Like most monasteries today we are mostly older, sometimes we look like a parade of the lame, the halt and the blind milling around, responding to a rumor that Jesus is in the neighborhood and might be healing people. At a certain age knees give out, hips creak and groan, feet hurt and it is easier to kind of shuffle. In the front row are the sisters who have lost this battle, they are experiencing the final growth in monastic humility that comes from being dependent, waiting for someone to take them into or out of chapel, help them with their hearing devices, hand them a tissue when their hands are shaking too much to get them for themselves. They are living with the final betrayal of the bodies that they bring to prayer.

Finally the grandfather clock chimes the hour, the signal to stand and begin. Some stand the way they breathe and move, calmly, effortlessly without thought. Others know that simply getting up at the end of prayer will be as much effort as they can make while some still struggle and heave with the effort. Our entire bodies have come to prayer.

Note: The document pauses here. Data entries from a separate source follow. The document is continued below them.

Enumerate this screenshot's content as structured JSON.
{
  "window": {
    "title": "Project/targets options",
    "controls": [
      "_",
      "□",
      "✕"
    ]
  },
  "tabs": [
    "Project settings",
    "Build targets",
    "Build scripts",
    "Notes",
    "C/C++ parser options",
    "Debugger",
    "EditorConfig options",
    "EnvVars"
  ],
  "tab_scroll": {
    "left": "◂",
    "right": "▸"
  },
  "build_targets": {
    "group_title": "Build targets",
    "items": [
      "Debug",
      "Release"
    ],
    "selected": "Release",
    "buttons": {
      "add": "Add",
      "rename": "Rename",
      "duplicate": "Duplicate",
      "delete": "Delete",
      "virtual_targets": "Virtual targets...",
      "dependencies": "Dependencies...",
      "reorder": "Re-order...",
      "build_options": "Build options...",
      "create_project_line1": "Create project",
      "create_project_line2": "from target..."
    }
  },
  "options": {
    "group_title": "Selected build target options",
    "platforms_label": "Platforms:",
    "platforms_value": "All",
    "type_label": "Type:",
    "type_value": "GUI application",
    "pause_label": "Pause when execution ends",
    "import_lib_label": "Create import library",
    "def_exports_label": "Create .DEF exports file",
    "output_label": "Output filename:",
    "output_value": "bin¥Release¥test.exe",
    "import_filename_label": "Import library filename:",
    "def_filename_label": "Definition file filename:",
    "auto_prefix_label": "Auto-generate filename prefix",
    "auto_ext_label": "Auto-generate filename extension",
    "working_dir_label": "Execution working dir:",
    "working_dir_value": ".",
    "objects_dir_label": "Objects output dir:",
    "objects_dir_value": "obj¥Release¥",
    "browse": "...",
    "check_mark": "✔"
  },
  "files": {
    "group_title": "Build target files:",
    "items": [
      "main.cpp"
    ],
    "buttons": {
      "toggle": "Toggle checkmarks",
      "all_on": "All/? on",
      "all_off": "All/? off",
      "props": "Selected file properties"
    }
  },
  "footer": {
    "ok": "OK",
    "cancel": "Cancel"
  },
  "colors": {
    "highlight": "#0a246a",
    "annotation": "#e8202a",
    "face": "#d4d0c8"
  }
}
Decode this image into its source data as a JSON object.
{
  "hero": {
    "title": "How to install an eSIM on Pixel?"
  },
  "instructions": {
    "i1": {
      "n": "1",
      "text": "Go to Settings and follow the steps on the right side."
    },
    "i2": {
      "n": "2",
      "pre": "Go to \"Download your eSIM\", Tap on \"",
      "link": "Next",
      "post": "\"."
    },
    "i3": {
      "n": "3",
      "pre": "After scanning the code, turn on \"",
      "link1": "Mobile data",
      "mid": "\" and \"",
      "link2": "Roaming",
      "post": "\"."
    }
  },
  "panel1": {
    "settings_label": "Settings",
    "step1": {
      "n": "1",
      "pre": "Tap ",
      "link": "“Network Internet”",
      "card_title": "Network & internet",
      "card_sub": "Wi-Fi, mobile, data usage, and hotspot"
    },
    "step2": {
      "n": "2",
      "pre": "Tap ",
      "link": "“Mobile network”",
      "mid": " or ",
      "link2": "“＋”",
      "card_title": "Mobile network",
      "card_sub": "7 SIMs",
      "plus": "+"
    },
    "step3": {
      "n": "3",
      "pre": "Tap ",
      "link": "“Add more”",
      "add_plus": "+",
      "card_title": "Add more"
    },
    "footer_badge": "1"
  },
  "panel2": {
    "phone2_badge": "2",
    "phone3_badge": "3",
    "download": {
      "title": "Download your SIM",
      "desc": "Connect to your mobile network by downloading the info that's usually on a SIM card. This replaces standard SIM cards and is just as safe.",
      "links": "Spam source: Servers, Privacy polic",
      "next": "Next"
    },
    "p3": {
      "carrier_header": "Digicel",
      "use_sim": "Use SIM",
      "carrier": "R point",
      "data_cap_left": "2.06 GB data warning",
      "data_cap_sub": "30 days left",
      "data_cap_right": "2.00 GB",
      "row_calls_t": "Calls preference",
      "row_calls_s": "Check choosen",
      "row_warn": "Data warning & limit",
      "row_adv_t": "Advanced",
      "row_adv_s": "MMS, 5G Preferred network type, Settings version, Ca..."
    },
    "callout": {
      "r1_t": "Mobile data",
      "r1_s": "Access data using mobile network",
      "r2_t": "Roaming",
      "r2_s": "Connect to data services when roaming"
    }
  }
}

All our voices intend to praise God as one, but some voices do a better job than others. At the signal an entire menagerie lifts its voice, a chorus that contains nightingales and bull elephants, twittering and trumpeting, some on key and some off on another planet. Some sing with great and joyful abandon, oblivious of how they sound. Others are sure that these joyful people are intentionally scraping fingernails across the blackboards of their souls with their sounds. A few rush ahead as if in a hurry to catch a bus while a few poke and doddle in their prayers, content to bring up the rear of the choir.

In between is the reality of Benedict’s reminder to allow time for monks to “care for nature’s needs.” We are surrounded by the same community that Benedict lived in, where you can tell what people had for dinner the night before, who has a sinus infection, who should have laid off the garlic and whose new indigestion medicine isn’t working. One of our sisters refers to it as the “organ recital.”

Listening to this particular organ recital day after day, and occasionally contributing to it, is a reminder that it isn’t our disembodied souls that will be saved, it is our whole, infuriating, wonderful, broken and blessed bodies that will be redeemed. In the meantime we will have lots of opportunities to anticipate that redemption, to practice patience with our own and others bodies.